With today’s book value with these ranges, we get a stock price range of $130 - $409. ESGR is trading very close to the lower end of the spectrum.

If the growth in book value continues at a 15% compounded rate for the next 5 years, given the above P/B range, we are looking at a stock price between $262 - $823.


The people running the show are key as they have found a good way to find deals and allocate capital. If either suffers, the stock could suffer. The key metric to watch here is P/B. As long as the book value keeps growing, Enstar will do well.

I have held Enstar since 2009 and bought twice during that time. I barely look at this investment. Recently I have looked at this a little more than I have in the past.



Hi Vish,

This looks interesting!

P/E around 9 and selling close to book value. Looks like they have done a good job growing revenue with the 5-year rate being around 36%. However, earnings appear to be lumpy, so may be that’s why the valuation is depressed?

Couple questions:

  1. What is the company’s growth strategy? And what is it’s key differentiator versus competition?

  2. Why is the multiple depressed?


Couple questions:
1) What is the company’s growth strategy? And what is it’s key differentiator versus competition?

2) Why is the multiple depressed?

The growth strategy is to find deals to make that prove profitable and make cash out of it to invest. If they cannot find deals, the growth will suffer. Which brings me to your earlier comment of why the revenue is lumpy.
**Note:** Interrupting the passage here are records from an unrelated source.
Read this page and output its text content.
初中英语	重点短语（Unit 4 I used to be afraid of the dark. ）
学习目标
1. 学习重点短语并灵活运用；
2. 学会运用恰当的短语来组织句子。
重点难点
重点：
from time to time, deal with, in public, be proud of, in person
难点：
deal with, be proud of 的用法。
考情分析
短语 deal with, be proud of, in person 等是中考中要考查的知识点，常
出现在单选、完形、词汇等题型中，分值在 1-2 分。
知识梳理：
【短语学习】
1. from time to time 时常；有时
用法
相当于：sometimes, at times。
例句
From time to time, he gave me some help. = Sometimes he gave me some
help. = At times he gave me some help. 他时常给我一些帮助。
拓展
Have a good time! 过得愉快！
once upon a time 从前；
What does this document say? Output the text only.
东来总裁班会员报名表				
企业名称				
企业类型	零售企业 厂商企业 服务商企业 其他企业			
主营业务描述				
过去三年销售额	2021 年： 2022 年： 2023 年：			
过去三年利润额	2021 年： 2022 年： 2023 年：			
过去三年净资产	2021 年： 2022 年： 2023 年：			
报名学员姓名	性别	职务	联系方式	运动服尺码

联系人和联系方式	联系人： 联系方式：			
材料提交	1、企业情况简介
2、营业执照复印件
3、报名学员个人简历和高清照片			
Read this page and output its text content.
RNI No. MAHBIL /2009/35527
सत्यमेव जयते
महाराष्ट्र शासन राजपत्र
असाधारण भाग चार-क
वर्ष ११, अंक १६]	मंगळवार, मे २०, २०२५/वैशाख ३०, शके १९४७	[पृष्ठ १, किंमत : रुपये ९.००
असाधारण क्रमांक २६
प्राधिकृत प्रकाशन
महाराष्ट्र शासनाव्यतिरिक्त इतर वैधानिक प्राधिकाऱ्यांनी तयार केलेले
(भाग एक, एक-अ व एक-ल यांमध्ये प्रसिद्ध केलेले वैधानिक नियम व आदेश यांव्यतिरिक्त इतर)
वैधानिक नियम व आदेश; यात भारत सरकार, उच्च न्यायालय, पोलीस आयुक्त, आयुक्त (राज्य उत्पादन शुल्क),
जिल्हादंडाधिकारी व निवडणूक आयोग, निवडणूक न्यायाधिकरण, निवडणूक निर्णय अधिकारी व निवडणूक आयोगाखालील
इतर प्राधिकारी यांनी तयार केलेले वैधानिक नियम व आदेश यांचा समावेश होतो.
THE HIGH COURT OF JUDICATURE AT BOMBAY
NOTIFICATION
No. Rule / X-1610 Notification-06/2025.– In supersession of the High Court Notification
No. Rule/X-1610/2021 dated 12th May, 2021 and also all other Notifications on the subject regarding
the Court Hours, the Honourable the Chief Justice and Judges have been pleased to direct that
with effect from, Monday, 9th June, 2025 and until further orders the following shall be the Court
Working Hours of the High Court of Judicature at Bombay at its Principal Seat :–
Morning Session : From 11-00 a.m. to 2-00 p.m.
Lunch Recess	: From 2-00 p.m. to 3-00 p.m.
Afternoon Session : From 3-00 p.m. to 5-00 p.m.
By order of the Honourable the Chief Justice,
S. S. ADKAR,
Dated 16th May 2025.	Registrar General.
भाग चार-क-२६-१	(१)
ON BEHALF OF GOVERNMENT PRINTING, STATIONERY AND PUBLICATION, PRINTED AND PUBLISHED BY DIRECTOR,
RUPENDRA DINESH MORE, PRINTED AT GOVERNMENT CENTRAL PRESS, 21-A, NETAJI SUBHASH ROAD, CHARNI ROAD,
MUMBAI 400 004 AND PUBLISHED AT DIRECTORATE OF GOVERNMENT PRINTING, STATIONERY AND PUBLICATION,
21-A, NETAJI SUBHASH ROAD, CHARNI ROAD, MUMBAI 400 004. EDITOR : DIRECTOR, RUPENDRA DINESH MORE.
As far as competition goes, I am not sure who their competition is. I guess investment management companies can be categorized as their competition, cause in the end they invest money.

I’m also not sure why multiple is depressed, but it’s close to the lowest it’s been. Hopefully the market will wake up to that and push it up to match the growth in book value over time.


Thanks Vish.

It looks like this is one of those under followed companies. Market Watch notes two analysts following it, with both rating it as a “Buy”. Looks like a Hidden Gems type of candidate …

The only other thing I would note is that financials is sort of one sector where one can still find some ‘value’ …

I will try to find sometime to do some digging this weekend.